01-12-2012 03:02 AM
I am stuck here with the problem. I want to make a VI which makes the combination of 4 groups of number and each group containing 2 numbers. This should result in 16 combination. This is simillar to the classical problem of P&C where we have 4 urns and each urn contains 2 different ball.
Thank you in advance,
01-12-2012 06:56 AM
4 arrays with 2 elements in each array? Or a single 2 dimensional array: 4x2 elements?
Where did you get 16 values from?
01-12-2012 07:18 AM
01-12-2012 07:47 AM
Hi interstellar,
your question is solved by using some basic features of LabVIEW: autoindexing and shift registers!
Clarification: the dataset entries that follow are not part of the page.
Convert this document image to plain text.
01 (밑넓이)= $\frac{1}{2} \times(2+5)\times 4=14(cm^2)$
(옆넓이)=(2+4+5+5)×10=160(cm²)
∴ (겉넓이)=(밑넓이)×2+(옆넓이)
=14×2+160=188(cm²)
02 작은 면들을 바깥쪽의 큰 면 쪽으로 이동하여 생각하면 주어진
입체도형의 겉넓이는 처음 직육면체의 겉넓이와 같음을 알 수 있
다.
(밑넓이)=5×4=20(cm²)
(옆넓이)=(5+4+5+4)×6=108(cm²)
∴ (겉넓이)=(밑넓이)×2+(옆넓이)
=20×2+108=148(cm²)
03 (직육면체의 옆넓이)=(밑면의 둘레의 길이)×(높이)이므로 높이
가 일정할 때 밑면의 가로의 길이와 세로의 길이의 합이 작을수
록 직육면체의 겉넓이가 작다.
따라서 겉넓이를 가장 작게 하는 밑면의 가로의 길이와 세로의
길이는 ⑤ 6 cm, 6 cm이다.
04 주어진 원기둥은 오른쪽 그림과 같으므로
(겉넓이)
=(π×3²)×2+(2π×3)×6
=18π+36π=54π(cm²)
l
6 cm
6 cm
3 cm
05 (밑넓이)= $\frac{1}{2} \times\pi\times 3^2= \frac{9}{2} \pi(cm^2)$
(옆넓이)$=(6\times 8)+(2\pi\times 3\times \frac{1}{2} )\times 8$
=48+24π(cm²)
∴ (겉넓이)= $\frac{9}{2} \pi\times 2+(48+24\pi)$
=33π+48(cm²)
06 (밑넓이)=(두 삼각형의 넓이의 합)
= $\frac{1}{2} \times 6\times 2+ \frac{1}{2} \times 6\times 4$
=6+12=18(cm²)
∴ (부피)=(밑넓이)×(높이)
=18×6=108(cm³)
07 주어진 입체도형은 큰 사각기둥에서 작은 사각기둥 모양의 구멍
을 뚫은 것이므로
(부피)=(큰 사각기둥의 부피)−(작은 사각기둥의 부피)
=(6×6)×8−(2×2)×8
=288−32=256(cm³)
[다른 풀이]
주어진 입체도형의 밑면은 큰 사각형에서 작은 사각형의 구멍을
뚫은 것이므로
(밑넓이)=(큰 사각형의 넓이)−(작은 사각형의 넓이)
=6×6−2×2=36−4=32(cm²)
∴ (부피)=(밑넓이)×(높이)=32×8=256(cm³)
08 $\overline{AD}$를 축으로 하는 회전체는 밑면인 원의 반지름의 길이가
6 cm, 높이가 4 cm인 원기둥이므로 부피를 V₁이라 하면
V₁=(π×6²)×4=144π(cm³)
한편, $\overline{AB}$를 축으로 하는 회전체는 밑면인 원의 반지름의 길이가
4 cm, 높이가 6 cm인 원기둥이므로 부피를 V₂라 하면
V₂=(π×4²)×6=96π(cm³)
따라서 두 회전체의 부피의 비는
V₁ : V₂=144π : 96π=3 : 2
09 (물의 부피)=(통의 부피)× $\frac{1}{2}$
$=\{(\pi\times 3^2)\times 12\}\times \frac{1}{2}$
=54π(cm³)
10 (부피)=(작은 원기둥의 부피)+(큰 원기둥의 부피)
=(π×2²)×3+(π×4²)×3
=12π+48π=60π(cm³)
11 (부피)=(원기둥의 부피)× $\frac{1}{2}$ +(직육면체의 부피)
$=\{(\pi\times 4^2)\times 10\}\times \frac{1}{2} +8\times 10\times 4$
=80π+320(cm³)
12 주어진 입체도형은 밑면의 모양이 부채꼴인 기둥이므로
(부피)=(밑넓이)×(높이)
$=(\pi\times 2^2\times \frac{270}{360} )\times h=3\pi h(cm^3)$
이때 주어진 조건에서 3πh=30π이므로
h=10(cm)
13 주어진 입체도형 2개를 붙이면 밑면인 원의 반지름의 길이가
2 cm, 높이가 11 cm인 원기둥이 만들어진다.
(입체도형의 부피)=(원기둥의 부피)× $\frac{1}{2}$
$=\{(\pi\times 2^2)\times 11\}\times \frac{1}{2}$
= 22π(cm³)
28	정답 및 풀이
Please do the basic tutorials!
01-12-2012 08:02 AM - edited 01-12-2012 08:03 AM
deleted
01-12-2012 11:08 AM
Thanks a lot GerdW. Kudos indeed. 🙂
I made the VI. Actually I am not very comfortable with autoindexing and shift registers. So it would be of great help to me if you can explain me how to make 16 element array. Each element of the array say represent the sum/product of combination.
01-12-2012 11:08 AM
Thanks a lot GerdW. Kudos indeed. 🙂
I made the VI. Actually I am not very comfortable with autoindexing and shift registers. So it would be of great help to me if you can explain me how to make 16 element array. Each element of the array say represent the sum/product of combination.
Thanks for your help.
01-12-2012 11:52 AM
Another good old-fashioned Cartesian product. See here:
http://forums.ni.com/t5/LabVIEW/3-loops-incrementing/m-p/1439422#M552998
04-19-2012 12:52 PM
Is there a 64 bit version of the cartesian product vi? I'm trying to setup a routine for image filtering. I have 9 types of filters that can vary the filter level from 0-9 for each typeof filter. I'm trying to get the list of indices for all combinations. I'm thinking that the cartesian product vi is hanging up with the large number of permutations. Basically I have 90 choices for each of 9 layers of filtering.
04-19-2012 01:04 PM
I'd use the lower snippet in that post to get the individual values instead of the entire list at once.